AIG subsidiaries settle discrimination lawsuit for $7.1 million
WASHINGTON (AP) — Two subsidiaries of American International Group Inc. have agreed to pay $7.1 million to settle discrimination allegations of charging higher fees to African American borrowers, the Justice Department announced Thursday.
A total of $6.1 million will go to 2,500 African American borrowers of subprime loans who were charged higher broker fees, and the AIG subsidiaries will invest at least $1 million in consumer education.
The action “is a warning shot” to lenders who fail to monitor brokers’ conduct, said Thomas E. Perez, the assistant attorney general in charge of the Justice Department’s civil rights division. AIG is at the center of many of the nation’s economic woes.
The case marks the first time a lender has been held responsible for failing to ensure brokers do not charge higher fees because of race, Perez said in a briefing for reporters.

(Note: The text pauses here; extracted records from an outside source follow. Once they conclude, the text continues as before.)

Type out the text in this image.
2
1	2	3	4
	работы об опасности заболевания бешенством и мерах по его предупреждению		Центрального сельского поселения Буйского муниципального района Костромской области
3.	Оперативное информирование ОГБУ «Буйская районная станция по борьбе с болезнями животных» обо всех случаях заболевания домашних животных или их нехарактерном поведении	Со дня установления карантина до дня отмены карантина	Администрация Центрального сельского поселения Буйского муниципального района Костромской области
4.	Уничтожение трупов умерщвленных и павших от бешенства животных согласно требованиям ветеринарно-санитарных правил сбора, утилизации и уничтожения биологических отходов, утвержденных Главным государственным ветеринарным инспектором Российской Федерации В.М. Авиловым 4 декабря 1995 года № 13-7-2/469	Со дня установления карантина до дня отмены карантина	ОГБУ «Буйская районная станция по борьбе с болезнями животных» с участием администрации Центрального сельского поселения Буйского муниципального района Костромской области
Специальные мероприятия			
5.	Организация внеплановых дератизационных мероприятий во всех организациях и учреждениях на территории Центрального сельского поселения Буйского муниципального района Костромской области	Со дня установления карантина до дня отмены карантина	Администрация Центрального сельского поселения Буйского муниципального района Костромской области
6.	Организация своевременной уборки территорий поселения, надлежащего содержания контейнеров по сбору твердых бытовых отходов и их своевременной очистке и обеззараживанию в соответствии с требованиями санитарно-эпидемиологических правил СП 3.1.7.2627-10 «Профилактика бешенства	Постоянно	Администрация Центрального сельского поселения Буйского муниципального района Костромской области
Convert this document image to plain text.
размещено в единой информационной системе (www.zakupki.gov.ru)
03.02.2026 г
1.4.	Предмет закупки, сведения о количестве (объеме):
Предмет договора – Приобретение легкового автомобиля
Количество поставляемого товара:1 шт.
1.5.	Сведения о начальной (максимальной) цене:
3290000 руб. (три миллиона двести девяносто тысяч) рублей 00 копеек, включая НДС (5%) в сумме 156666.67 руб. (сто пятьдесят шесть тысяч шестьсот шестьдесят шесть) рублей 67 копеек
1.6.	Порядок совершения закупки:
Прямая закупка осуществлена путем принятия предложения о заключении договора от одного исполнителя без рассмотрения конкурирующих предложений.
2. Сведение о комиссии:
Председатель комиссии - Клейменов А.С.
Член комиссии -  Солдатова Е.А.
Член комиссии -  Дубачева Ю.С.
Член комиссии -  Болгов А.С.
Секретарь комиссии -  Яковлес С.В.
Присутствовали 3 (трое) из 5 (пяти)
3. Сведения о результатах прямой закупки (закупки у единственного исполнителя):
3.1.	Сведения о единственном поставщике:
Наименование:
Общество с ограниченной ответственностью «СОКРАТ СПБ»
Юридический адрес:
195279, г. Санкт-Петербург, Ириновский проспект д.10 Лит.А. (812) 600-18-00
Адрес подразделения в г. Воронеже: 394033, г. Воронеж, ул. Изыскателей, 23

Previously, the government has not gone after lenders for higher broker fees, which meant “it was the wild, wild west” for borrowers being targeted with bigger fees, he said.
The settlement resolves allegations that AIG Federal Savings Bank and Wilmington Finance Inc. engaged in a pattern or practice of discrimination under the federal Fair Housing and Equal Credit Opportunity Acts.